Contact turned her scent from trace element to hydrogen bomb.

My vision tunneled instantly, every sense recalibrating around her—cherry and honey, smoke and spice, and another aroma under it all that scraped at my very marrow, screaming this one, this one, this one .

I’d trained for sensory overload— flashes, bangs, the disorienting chaos of battle —but nothing in my years of spec ops had prepared me for the sensory hurricane she unleashed just by existing within arm’s reach of me.

My reflexes, always disciplined, now betrayed me: my arms closed around her like a vice, my head dipped instinctively to inhale the scent pouring off her sweat-damp skin, my mouth watering with the urge to put teeth to the delicate column of her neck and make my claim.

Fuck, I’ve never wanted to mark someone so badly in my existence…

Instinct had my hands up, catching her before she could rebound.

Her body was everything my brain had promised in that first wild scent hit—lush curves, warmth, a fragile softness that felt violently out of place clashing against my bulletproof exterior.

But the moment our bodies connected, the moment her scent went from trace amounts to full saturation, I knew with battlefield certainty: mine.

That’s when I noticed the way her breathing hitched.

The way her wild mane of auburn hair clung to her temples, sweat-soaked and sticking to flushed skin.

Her face was upturned, eyes wide with a terror that had nothing to do with me and everything to do with whatever, or whoever, she’d been running from.

I didn't think.

Thinking was for people who hadn't been trained to react in milliseconds. I caught her before her knees could fully buckle and fall, pulled her against my chest where she fit like she'd been carved from my missing rib, and moved.

The storage closet was seventeen steps away. I knew because I'd memorized every room, every exit, every potential defensive position in this building three days ago. The code— obtained through "research" that may have involved hacking their security system —took two seconds to input.

Moving with this Omega was easy.
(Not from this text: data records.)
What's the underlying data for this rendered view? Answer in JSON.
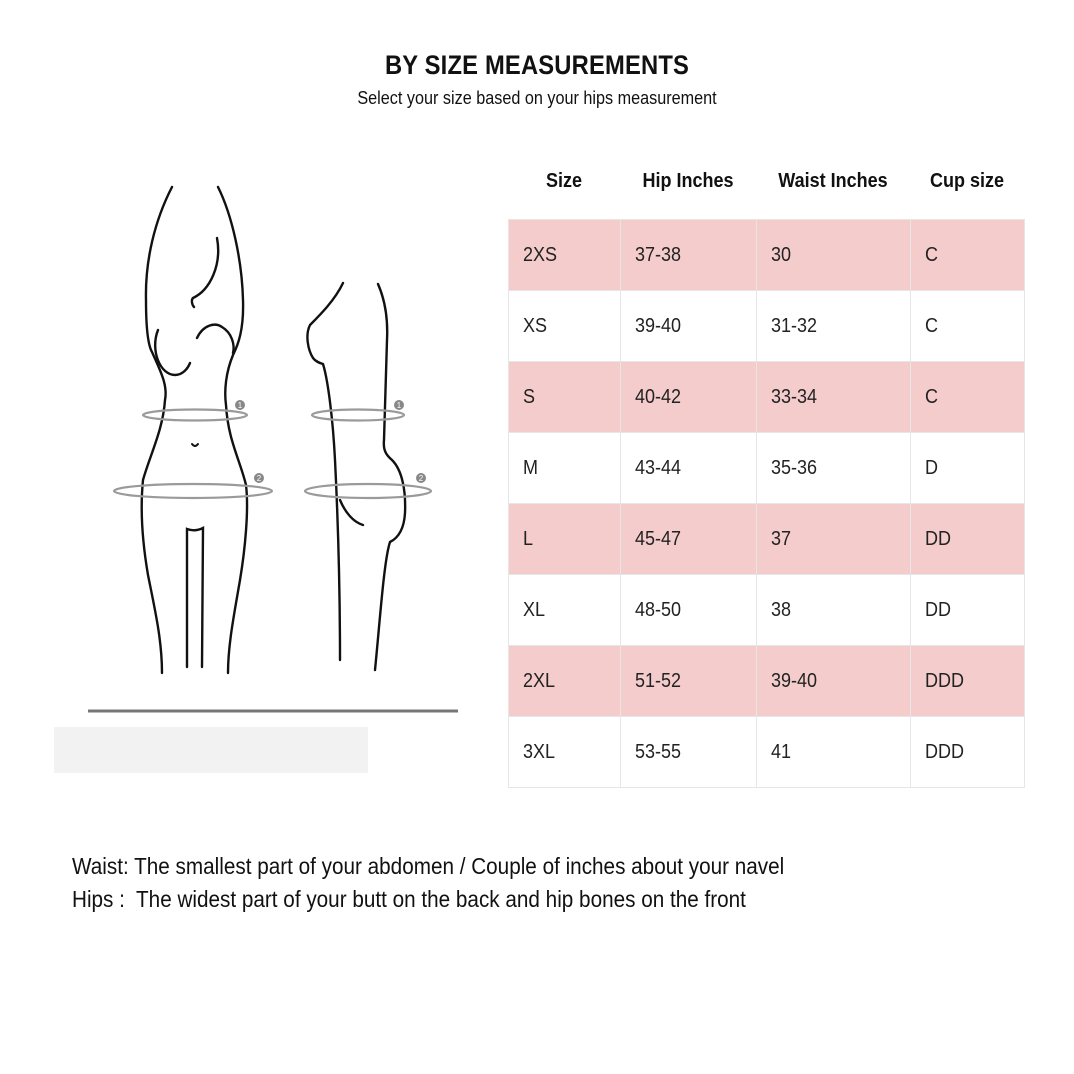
{
  "header": {
    "title": "BY SIZE MEASUREMENTS",
    "subtitle": "Select your size based on your hips measurement"
  },
  "figure": {
    "markers": [
      "1",
      "2"
    ]
  },
  "table": {
    "columns": [
      "Size",
      "Hip Inches",
      "Waist Inches",
      "Cup size"
    ],
    "rows": [
      [
        "2XS",
        "37-38",
        "30",
        "C"
      ],
      [
        "XS",
        "39-40",
        "31-32",
        "C"
      ],
      [
        "S",
        "40-42",
        "33-34",
        "C"
      ],
      [
        "M",
        "43-44",
        "35-36",
        "D"
      ],
      [
        "L",
        "45-47",
        "37",
        "DD"
      ],
      [
        "XL",
        "48-50",
        "38",
        "DD"
      ],
      [
        "2XL",
        "51-52",
        "39-40",
        "DDD"
      ],
      [
        "3XL",
        "53-55",
        "41",
        "DDD"
      ]
    ],
    "stripe_color": "#f4cccc"
  },
  "notes": {
    "waist": "Waist: The smallest part of your abdomen / Couple of inches about your navel",
    "hips": "Hips :  The widest part of your butt on the back and hip bones on the front"
  }
}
So swift and effortless that getting to the storage closet took no time at all.

The door sealed behind us with a soft click, cutting us off from whatever threat had sent her running.

And then we were alone in the dark, and I could finally, truly, breathe her in.

She was tiny against me.

Five-six had been generous—maybe five-five without the athletic shoes.

But she fit against my body like she'd been designed for it, her soft curves filling all the hard angles years of combat had carved into me.

Her nose pressed into my shirt, right over my heart, and I could feel her inhaling desperately, like she was trying to burrow inside my scent.

My cock strained against my cargo pants, hard enough to hurt.

The tactical fabric that could stop a knife was doing nothing to hide my reaction to her.